Retailers won’t raise prices, however, because consumers and politicians will charge “price gouging,” an accusation they would rather avoid for legal as well as marketing reasons. Too bad, because a price hike now would probably shorten waiting and compliance time; reduce the probability that some parents will wind up with traffic fines and points on their licenses for transporting kids without the seats; and decrease the need to shop at inconveniently distant locations or deal with unknown vendors. The reason higher prices might hasten the process is that merchants would be able to pay extra to have boosters shipped from Missouri, or California, or Idaho, for example. It is unreasonable to expect them to do so now if they are afraid to raise the selling price.

Charging higher prices during periods of high demand takes no unfair advantage of the consumer. Merchants can never charge a price higher than the consumer is willing and able to pay— even in “emergency” situations. If this were not the case, drug vendors could literally hold patients hostage for each vial of insulin or other life-sustaining medications they sell. So could grocers. It doesn’t happen because buyers establish the maximum price they will pay for any and every good.

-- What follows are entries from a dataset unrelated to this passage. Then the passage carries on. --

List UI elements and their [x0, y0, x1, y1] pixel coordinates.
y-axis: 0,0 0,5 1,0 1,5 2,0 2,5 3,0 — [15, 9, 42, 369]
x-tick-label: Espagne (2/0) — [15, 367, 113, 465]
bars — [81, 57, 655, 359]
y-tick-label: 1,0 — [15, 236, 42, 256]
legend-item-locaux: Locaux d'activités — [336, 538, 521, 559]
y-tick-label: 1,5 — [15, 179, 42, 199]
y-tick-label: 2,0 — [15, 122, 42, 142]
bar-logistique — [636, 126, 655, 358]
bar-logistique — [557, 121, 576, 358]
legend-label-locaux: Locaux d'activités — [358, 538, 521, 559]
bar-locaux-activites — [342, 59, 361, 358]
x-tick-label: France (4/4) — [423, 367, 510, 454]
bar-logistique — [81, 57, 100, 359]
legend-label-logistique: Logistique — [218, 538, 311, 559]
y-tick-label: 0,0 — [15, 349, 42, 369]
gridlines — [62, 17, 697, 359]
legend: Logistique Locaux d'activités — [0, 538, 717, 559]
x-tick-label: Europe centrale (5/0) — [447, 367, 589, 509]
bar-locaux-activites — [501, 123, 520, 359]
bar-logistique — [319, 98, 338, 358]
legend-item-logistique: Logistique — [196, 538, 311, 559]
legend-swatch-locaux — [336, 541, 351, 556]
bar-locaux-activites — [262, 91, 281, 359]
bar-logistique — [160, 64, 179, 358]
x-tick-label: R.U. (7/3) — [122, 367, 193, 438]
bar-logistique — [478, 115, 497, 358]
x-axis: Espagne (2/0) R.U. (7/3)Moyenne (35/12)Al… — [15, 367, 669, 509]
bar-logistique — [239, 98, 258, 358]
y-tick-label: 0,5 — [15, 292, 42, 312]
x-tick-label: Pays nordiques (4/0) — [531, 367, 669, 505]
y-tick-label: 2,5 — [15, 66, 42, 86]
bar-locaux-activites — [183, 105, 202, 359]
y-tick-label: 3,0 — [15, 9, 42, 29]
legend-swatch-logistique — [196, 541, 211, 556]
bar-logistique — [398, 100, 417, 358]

And substitute providers rush into the breach any time a seller attempts a pricing maneuver that appears exorbitant. They either want to get in on the high profit margin or they want to undercut the other guy, both of which are good for consumers. Not only is the maxim “everything has a [selling] price” true, it is also true that everything has a “no-sale” price.

Consumers are not responsible for the law that now forces them to buy one or more booster seats, but certainly consumer timing helped to create the short-run bottleneck we now see. The booster seat law was signed in August 2004; the compulsory element didn’t take effect until January 1st 2005. If they wished to avoid the crunch, consumers had five months to find and purchase a seat.

This tells us that many parents would not choose to use a booster seat if given a choice, so they delayed. The result? The cost of obtaining a seat will go up in the short run anyway: added waiting time, the risk of a citation (even if you discount the risk to the child that the seat is supposed to reduce) for not having the proper seat, or the extra expense of searching out and purchasing from a higher priced source, to name a few. The problem of moral hazard is another issue that deserves attention in connection with the new booster law, a topic for another discussion.

The booster seat regulation, and others like it, not only creates a forced demand in markets and increases the likelihood of a bottleneck in supply, it further muddies the line between good parenting and legitimate oversight of citizens’ health and safety. Markets might better handle this issue, for example, by allowing auto and medical insurance rates to fully reflect the added risk that insurers experience with unprotected children. The gamble on a punitive judgment, if caught, is less of a disincentive to parents than simply allowing them to elect safer practices at lower rates, vs. less safe practices at much higher rates. It is also more likely that rate schedules will reflect scientific studies of risk, and the consequences of numerous alternative choices (such as bigger, heavier cars).

Should parents use booster seats for children too small to ride safely in seat belts, and too large for traditional car seats? My own choice would be ‘yes.’ Will there be other market consequences now that the seats are mandatory? Again, yes. There will be problems faced by large families with compact cars, the need for multiple seats per child when kids ride with more than one driver, new avenues for litigation when accidents and injuries inevitably occur, and numerous other contingencies. Now that the gap between parenting and government nannying has been further narrowed, we can expect more regulation in this area, not less; and, less consumer freedom, not more.